Гадалка нагадала странное. Не счастье-удачу и не беды-горести, от которых она одна только и может спасти — ай, позолоти ручку, яхонтовый, расскажу как. Нет. Женщина долго вглядывалась в картинки, щурила чуть раскосые глаза, а потом пообещала Джованни четыре жизни и четыре смерти.
Сейчас Джованни озолотил бы гадалку. Тогда он почувствовал себя обманутым.
Бастард. Наследник герцогства. Беглец, ставший дознавателем Храма.
Три жизни. И три смерти.
Дознаватель погиб в холмах Роузхиллс вместе с Адаль. Вместо него появился патер Джованни Вимано. Тот самый, который нашел в роще потерявшую сознание дочь графа и принес ее домой.
Войти в доверие к няньке, а потом и к Ванессе оказалось несложным. Строго говоря, он и не был самозванцем. Любой дознаватель — элитный воин в божественном войске.

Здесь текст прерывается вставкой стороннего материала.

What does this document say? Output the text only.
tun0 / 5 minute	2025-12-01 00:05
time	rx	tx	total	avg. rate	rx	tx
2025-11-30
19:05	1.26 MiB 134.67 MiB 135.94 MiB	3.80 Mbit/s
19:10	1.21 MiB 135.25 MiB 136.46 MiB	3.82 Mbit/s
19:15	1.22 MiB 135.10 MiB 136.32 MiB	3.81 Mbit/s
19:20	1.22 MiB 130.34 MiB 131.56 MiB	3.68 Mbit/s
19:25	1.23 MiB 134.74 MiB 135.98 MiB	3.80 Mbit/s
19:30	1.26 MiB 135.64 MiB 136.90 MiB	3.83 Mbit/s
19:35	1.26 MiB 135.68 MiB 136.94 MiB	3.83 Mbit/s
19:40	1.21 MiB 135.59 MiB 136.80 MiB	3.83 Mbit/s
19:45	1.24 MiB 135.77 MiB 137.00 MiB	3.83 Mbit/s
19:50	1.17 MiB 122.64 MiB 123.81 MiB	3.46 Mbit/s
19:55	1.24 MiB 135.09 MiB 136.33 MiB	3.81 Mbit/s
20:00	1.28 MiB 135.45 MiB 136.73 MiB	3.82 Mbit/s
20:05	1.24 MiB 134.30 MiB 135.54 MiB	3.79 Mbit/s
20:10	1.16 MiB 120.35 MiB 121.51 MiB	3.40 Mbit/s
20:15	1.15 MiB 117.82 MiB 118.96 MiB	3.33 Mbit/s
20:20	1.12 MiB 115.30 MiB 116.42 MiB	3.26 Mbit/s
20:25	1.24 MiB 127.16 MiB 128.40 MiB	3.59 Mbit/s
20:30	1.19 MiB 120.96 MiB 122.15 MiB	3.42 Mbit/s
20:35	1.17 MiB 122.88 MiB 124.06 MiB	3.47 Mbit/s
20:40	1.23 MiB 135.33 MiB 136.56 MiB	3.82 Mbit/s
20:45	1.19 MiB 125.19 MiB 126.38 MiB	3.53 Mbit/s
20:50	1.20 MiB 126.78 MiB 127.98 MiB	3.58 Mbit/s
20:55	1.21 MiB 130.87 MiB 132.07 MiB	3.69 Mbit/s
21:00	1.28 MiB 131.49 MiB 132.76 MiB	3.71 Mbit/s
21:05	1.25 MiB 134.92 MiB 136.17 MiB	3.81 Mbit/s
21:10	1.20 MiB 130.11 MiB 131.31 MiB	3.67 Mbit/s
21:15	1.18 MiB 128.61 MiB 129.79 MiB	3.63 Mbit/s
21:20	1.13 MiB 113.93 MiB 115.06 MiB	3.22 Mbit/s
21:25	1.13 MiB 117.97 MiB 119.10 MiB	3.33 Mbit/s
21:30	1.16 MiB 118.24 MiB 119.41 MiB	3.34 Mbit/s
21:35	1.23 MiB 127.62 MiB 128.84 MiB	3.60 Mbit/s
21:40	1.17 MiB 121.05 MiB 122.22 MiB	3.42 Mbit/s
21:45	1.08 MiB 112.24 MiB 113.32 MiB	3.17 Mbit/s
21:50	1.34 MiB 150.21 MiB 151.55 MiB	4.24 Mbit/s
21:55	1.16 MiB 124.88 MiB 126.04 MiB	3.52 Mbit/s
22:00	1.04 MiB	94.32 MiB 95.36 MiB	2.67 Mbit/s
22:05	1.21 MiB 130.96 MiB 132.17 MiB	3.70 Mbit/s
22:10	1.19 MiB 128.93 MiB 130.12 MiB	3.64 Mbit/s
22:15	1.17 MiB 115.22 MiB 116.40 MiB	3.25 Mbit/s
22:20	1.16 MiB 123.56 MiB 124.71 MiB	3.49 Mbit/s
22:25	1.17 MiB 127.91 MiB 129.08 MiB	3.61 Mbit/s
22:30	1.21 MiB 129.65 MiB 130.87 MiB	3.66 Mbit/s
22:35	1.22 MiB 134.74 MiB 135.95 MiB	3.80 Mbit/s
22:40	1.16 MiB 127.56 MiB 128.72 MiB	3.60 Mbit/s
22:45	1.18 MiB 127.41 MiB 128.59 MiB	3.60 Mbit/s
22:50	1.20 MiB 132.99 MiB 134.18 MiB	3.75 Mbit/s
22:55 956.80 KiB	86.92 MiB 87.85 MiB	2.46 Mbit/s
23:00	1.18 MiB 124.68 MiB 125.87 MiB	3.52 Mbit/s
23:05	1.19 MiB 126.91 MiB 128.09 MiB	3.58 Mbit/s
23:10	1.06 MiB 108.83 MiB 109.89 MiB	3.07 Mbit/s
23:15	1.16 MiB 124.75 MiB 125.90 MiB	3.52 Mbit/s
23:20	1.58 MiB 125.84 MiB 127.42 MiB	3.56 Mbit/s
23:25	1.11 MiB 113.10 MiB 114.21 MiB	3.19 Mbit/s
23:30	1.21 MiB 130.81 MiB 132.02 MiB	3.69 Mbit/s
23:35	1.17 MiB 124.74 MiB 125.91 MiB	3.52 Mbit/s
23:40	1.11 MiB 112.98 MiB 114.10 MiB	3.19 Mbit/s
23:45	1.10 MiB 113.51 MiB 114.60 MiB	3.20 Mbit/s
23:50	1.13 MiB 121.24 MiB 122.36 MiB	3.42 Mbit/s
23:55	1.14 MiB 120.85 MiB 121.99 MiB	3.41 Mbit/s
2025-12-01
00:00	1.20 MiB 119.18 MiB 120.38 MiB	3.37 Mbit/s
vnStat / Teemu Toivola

Графство Сэнтшим — мирное местечко. Арендаторы, лесорубы, вилланы, вольные йомены. Джованни научился жить бедами и заботами этих людей. Принимал исповеди, проводил службы в храме — благо подготовка дознавателя включала доскональное знание молитв и обрядов. Выступал судьей в несложных бытовых спорах, мирил супругов, был благодарным и сочувствующим слушателем излияний графини.
Все ради Элисон.
Была надежда, что со временем действие обряда ослабнет, а то и вовсе сойдет на нет.
Не ослабло. Что бы ни сделали культисты тогда с девочкой, оно продолжало жить в Элисон. Джованни знал, чувствовал темную ауру, словно плащом укрывавшую малышку. Иногда ему снились кошмары — уродливая, бесформенная тень прорастала сквозь тело ребенка, выпрастывая на все стороны света гигантские черные щупальца, чтобы охватить мир. Он просыпался в холодном поту и долго лежал, слушая, как шумит за окном унылый альбский дождь или поет метель.
Насколько проще все было бы, будь девочка злой, избалованной или жестокой. Но Элисон была добра, бесхитростна и очень наивна. Какое бы зло с ней ни сотворили культисты, они не смогли сделать главного — отравить ее душу.